I kept looking around me and wondering how the hell everyone else seemed to just “get” this thing called life, whether outwardly successful or not. I’d done that for years, wondering what was up with me and why I couldn’t seem to do those things I wanted most or managed to talk myself out of them. Mostly it was me seeing the end result I wanted to achieve with no clue how to start it, or where to go after the first step or two.
I was so used to operating with a set of rules given by others that I had no idea how I was supposed to function without them, or how to develop my own.
And that’s terrified me the past few days, because this is the year that it HAS to happen. I literally can’t afford to be scared to succeed or fail anymore. I played it simple and safe for far too long, and it got me nowhere but a slow downhill slide that’s getting a bit steeper every year (thank you lack of wage increases and inflation, partly). What annoys and scares me most about this is why did I just now figure this out?
Why couldn’t I have figured it out sooner? Or maybe I did, but I was too chickenshit to do anything about it and dismissed the thought?
I sure hope not.
But yeah, if I’m lucky, an evening of laundry thanks to my hairy girl yawning in technicolor might get me a good start into a brighter future.
Or maybe that’ll be the halo-effect from bleary eyes and too much computer screen time. Fielder’s choice.
My plan was to work on my taxes and get them finished tonight so I could figure how much I owe and if I need to do a payment plan, then get all my expenses together and do a budget. But I’m too wrought and volatile (and frankly, pissed off) to do those numbers and forms justice right now. Best to start with a clear head in the morning. Tonight should be a night for planning, for coming up with ideas that are bold and interesting, even if only because the wine’s a bit too potent (or maybe sour because I haven’t had any in ages), but there’s nothing left to lose. If I stop spending money beyond paying bills, food, and gas, that’s it right there. There really IS nothing left to lose anymore. I need to try to actually win rather than do enough to avoid losing.
My comfort zone hasn’t been comfortable in ages. It’s like “pretty” cement shoes, pinching the toes, cramping my arches, killing my calves, and making my feet stink (even if I keep changing the color for some variety). Still, not a good fit for me, and needs to go away.

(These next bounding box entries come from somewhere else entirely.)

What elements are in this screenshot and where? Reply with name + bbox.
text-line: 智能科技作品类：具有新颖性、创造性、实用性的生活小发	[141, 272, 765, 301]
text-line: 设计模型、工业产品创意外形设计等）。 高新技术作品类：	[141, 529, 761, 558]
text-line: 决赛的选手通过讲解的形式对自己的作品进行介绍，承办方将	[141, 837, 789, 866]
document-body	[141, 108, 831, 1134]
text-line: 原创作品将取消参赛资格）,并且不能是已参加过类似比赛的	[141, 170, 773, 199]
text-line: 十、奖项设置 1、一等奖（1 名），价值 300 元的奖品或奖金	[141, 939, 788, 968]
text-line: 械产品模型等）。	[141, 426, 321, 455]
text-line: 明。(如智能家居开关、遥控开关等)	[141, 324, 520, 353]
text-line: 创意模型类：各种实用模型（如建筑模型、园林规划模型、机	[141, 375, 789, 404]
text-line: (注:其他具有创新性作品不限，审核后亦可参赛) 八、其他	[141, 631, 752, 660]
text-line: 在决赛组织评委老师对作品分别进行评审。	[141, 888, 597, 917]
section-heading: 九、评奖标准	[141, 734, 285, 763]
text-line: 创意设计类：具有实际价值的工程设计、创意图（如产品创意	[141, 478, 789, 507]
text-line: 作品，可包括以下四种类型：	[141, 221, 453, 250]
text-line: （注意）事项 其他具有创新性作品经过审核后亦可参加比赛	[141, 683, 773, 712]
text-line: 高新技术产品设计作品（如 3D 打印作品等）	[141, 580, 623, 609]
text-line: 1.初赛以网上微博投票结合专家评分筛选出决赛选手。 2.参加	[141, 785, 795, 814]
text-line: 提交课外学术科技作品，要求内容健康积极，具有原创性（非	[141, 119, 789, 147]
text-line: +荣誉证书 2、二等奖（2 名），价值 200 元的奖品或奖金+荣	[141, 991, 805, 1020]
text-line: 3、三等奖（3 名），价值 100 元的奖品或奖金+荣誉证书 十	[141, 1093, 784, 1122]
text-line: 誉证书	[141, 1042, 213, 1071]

So, this is gonna be a mentally exhausting weekend. I’ll resume working out tomorrow when things get rough and I need a physical break (have a feeling that’ll be very, very necessary… and I’ve already staggered the exercise plan out). Plenty of house-cleaning and dirt to take out that aggression when the elliptical isn’t enough, too.

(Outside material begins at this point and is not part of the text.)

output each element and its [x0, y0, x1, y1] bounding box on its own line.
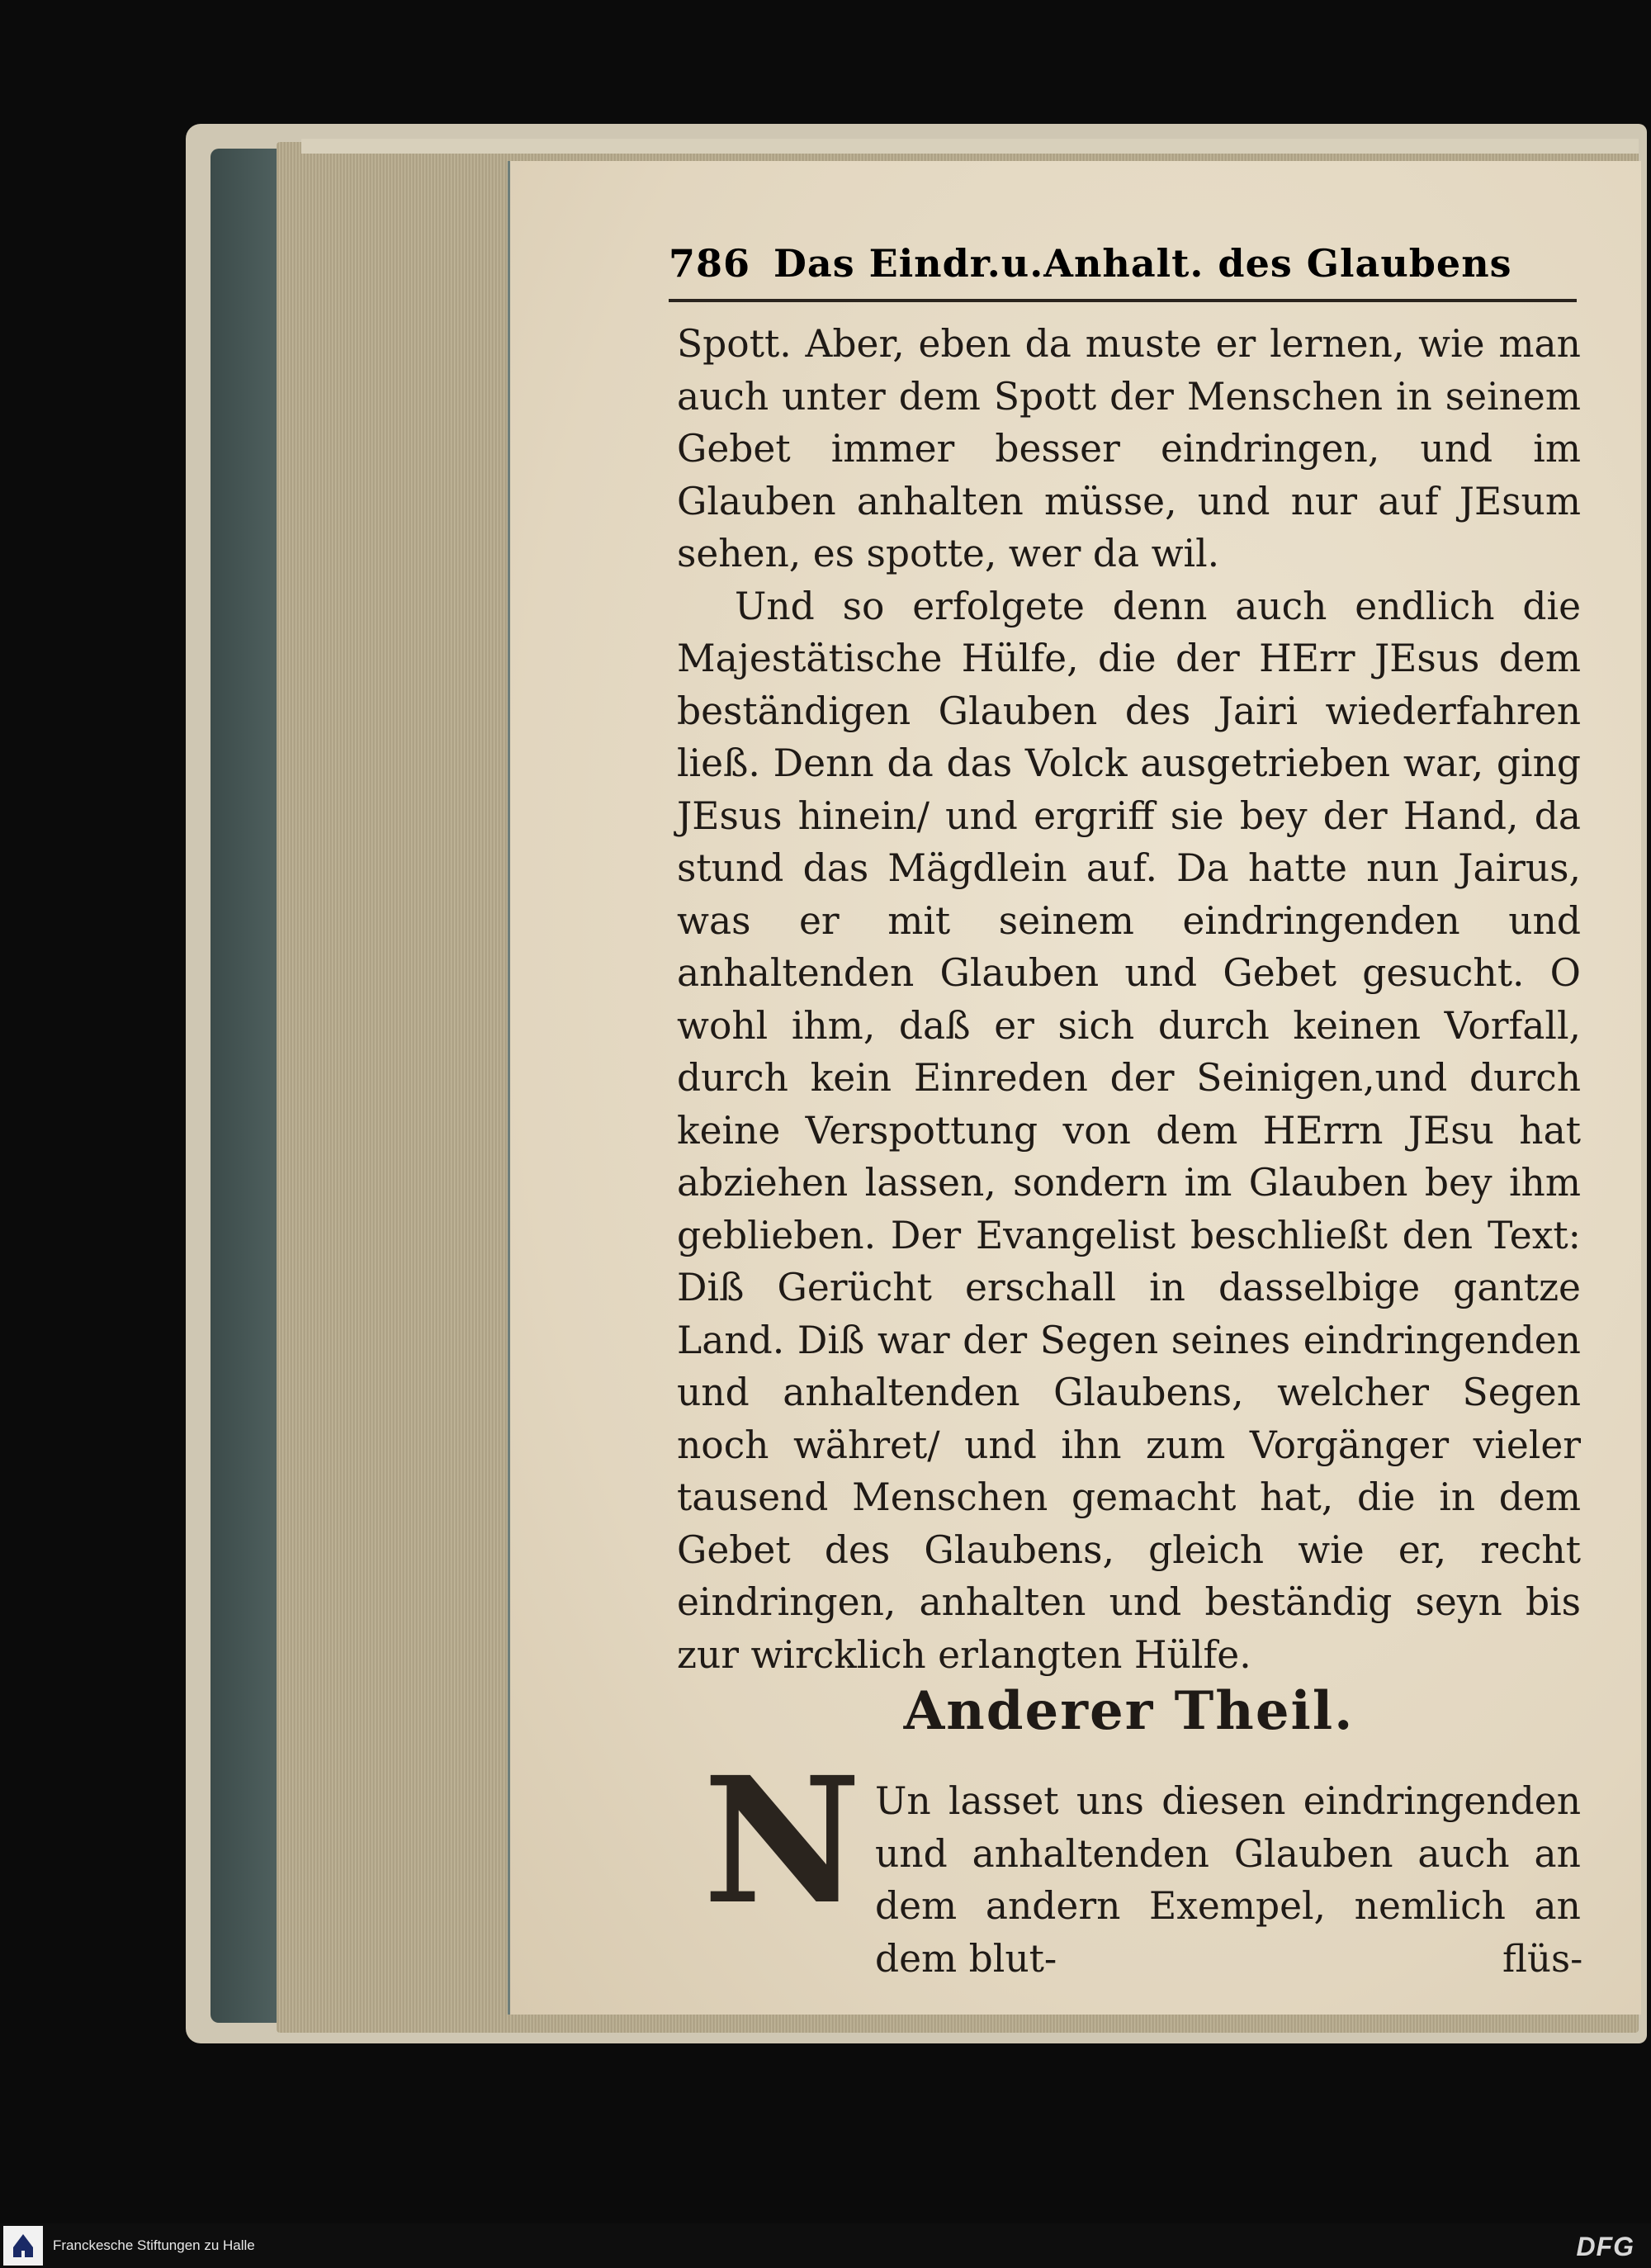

Time to start living and stop stalling. I’m sure you’ve seen that sentiment from me before… plenty of times… but honestly, this has to be the year it actually happens. And I’ll be learning extra hard (and asking lots of help from those who’ve been there around me) how to prevent this crapshow in the future.
I’ve cooked up too many dreams to leave them ALL as dreams. Some need to become my reality, otherwise, what’s the bloody point?